A prime example of dehardwarized devices include softmodems and many AC'97 based audio cards.
The former are stripped-down modems which lack their own Digital Signal Processor (and sometime even analog demodulators) which do all of the necessary signal processing (excluding voltage adaptation and A-D/D-A conversion) on the host computer's CPU, and are bound to be used in machines with a certain critical amount of processing power, memory and specific operating system, thus making the boundary between software and hardware very vague.

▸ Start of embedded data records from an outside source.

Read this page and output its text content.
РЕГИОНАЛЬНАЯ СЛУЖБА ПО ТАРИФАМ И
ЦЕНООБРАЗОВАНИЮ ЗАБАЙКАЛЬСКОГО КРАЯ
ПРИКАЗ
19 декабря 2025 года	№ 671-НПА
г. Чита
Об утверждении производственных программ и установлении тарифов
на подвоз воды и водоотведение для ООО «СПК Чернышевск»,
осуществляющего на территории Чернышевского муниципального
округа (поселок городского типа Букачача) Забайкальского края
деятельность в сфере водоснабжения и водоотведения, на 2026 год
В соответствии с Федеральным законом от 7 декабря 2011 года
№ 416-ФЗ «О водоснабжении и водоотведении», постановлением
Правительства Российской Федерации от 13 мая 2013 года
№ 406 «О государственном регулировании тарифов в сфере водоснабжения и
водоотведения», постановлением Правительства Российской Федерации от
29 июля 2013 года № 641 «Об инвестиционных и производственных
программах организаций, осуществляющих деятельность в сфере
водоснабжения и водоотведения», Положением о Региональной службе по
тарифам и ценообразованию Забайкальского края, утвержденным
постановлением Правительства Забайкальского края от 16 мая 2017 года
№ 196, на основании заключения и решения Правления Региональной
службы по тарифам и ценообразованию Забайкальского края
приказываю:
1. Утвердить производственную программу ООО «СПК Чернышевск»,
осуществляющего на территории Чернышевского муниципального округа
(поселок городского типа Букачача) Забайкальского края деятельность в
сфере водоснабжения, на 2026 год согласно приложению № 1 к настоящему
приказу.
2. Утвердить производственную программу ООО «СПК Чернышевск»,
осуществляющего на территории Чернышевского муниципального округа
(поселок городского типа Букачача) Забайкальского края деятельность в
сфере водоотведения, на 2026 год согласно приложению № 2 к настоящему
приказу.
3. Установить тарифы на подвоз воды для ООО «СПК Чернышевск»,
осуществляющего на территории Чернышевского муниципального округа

The AC'97 codec on the other hand is essentially a simple combined DAC and ADC which, on its own, can only play back from two to 5 or 7 distinct channels of digital audio and recording from two channels, while it lacks any hardware support for real-time DSP effects and even multi-voice playback, let alone MIDI music synthesis. The latter tasks, in fact are entirely dependent on software (its device drivers) and the host's CPU power.
A less dramatic example is represented by PC Tuner cards and video grabbers. In the mid-1990s , they used to be expensive devices with their own custom processors and memory, and diplayed their output via analog SVGA overlay or the internal feature connector found on some graphic cards, in order to avoid using the main system's bus as much as possible.
Conversely, modern designs use the system's bus and CPU with no problems, eliminating the need for more dedicated hardware, something only made possible by the advance in CPU power, system architecture and operating system reliability, to the point that even USB Tuner cards have appeared, with no analog passage or digital "bypass" at all, relying 100% on the system's raw power.
Similarly, it's common for modern low-end video capture card to completely lack any sort of dedicated DSP e.g. a MPEG compression module, relying on software and raw CPU power to perform the necessary calculations, and the capture card itself is essentially reduced to a high-speed video ADC.
Such design choices are popular for low-end or entry level products, and were made possible by the ever increasing computing power of modern CPUs and by the creation of new industry standards supporting them, but apparently lead to the paradox that e.g. a "modern" AC'97 based soundcard (usually built-in in a motherboard) is actually less sophisticated than an older Soundblaster or Gravis Ultrasound which have their own MIDI FM or Wavetable synthesizer.